Le gotha de la pharma à Lourmarin

Car entre temps, Pharmaceutiques a quitté le giron de la « maison Vial » et de son agence, PR Editions, qui a été vendue en 2004 au groupe IMS Healthqui deviendra IQVIA par la suite -, société de services et de conseils, leader mondial des données sur le médicament. A travers cette vente, IMS devient ainsi propriétaire d’un journal bien installé dans sa « niche », mais se donne également un accès direct et privilégié à un évènement phare de la pharma française, les Universités d’été de Pharmaceutiques. Lourmarin où se tiennent ces Universités, devient ainsi chaque année, en septembre, le lieu privilégié où se précipite le gotha de cette même pharma pour, une journée et demi durant, échanger avec ceux qui, au sein des institutions en charge du médicament, font la pluie et le beau temps. Les thèmes soigneusement choisis par le maître de séance et fondateur de la formule – Daniel Vial-, en amont de la manifestation et en concertation avec des représentants de la branche comme des autorités de santé (3), doivent moins à l’actualité – même s’ils s’efforcent d’y coller au plus près – qu’à la volonté de placer des intervenants clés et très « VIP » dans la branche à la tribune.
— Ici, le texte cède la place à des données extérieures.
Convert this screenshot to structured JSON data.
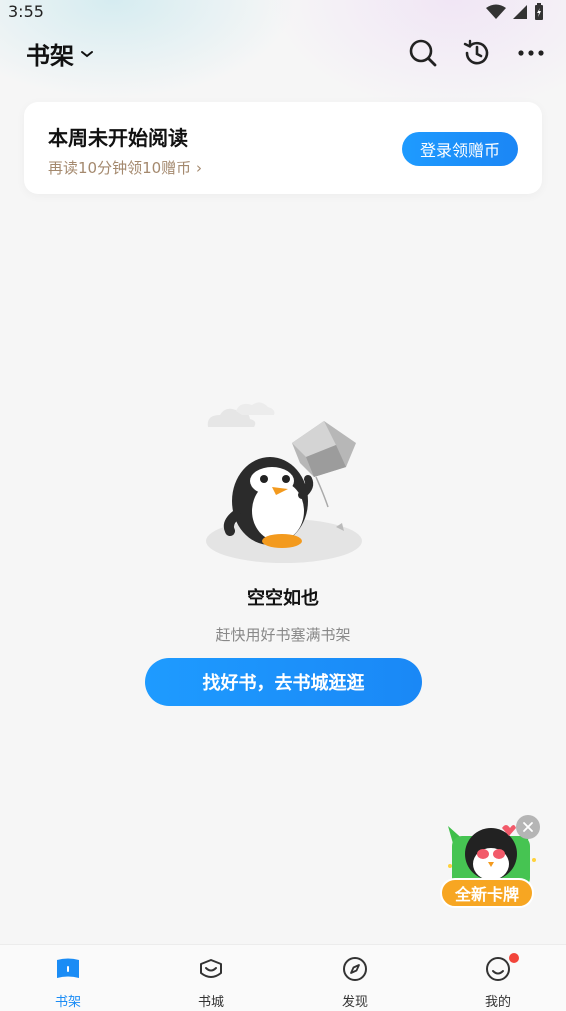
{
  "status_bar": {
    "time": "3:55"
  },
  "header": {
    "title": "书架"
  },
  "reading_card": {
    "title": "本周未开始阅读",
    "subtitle": "再读10分钟领10赠币 ›",
    "login_button": "登录领赠币"
  },
  "empty_state": {
    "title": "空空如也",
    "subtitle": "赶快用好书塞满书架",
    "button": "找好书，去书城逛逛"
  },
  "promo": {
    "label": "全新卡牌"
  },
  "bottom_nav": {
    "items": [
      {
        "label": "书架",
        "icon": "bookshelf-icon",
        "active": true
      },
      {
        "label": "书城",
        "icon": "bookstore-icon",
        "active": false
      },
      {
        "label": "发现",
        "icon": "compass-icon",
        "active": false
      },
      {
        "label": "我的",
        "icon": "profile-icon",
        "active": false,
        "badge": true
      }
    ]
  },
  "colors": {
    "accent": "#1a8cf5",
    "badge": "#f2443a",
    "promo": "#f7a622",
    "subtitle": "#a4896e"
  }
}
Cette plateforme d’échanges entre industriels du médicament – les prestataires autrefois sponsors de la manifestation ont été interdits d’accès par IMS -, politiques de tous bords et décideurs des institutions en charge de la pharma a ainsi permis 14 années durant de consolider des liens entre les uns et les autres de manière plus informelle et conviviale. Une fois leur journée et demi de travaux achevés (4), quelques privilégiés, triés sur le volet, ont accès à la demeure privée du maître de cérémonie, qui se situe à proximité de la commune de Lourmarin.

Reste désormais que la formule du huis-clos industrie – autorités de santé – politiques semble avoir vécu. Car entre temps l’affaire du Mediator s’est brutalement imposée sur la scène médiatique et avec elle l’incontournable question des « conflits d’intérêt ». Conscient qu’il n’était guère possible de faire perdurer un tel séminaire fermé à la presse et où les industriels qui payent pour y accéder – autour de 4000 euros – financent, à quelques exceptions près, la présence des politiques, des représentants des autorités de santé et des intervenants à la tribune (souvent les mêmes), la société IMS a décidé de mettre fin à cette opération d’échanges concertés de plus en plus critiquée. Ce d’autant que le LEEM, associé de longue date à la démarche, vit pour l’heure – et depuis quelques semaines – des heures difficiles, tant au sein de la mission parlementaire sur le Mediator que dans l’enceinte des Assises du Médicament où les attaques sont assez directes à l’encontre de la politique promotionnelle des industriels de la pharma. L’initiateur de la formule mise en oeuvre à Lourmarin, Daniel Vial, devenu entre temps « conseiller spécial » du dg de Sanofi, Chris Viehbacher, voit ainsi l’un des fleurons de son action passée disparaître au profit d’une opération davantage banalisée. IMS a ainsi fait savoir que ses « Universités d’été » se tiendront en 2011 en décembre – les 2 et 3 décembre selon l’APM -sous une formule différente, discrète, moins « people ». L’Université d’été se tiendra à Strasbourg, mais à l’automne.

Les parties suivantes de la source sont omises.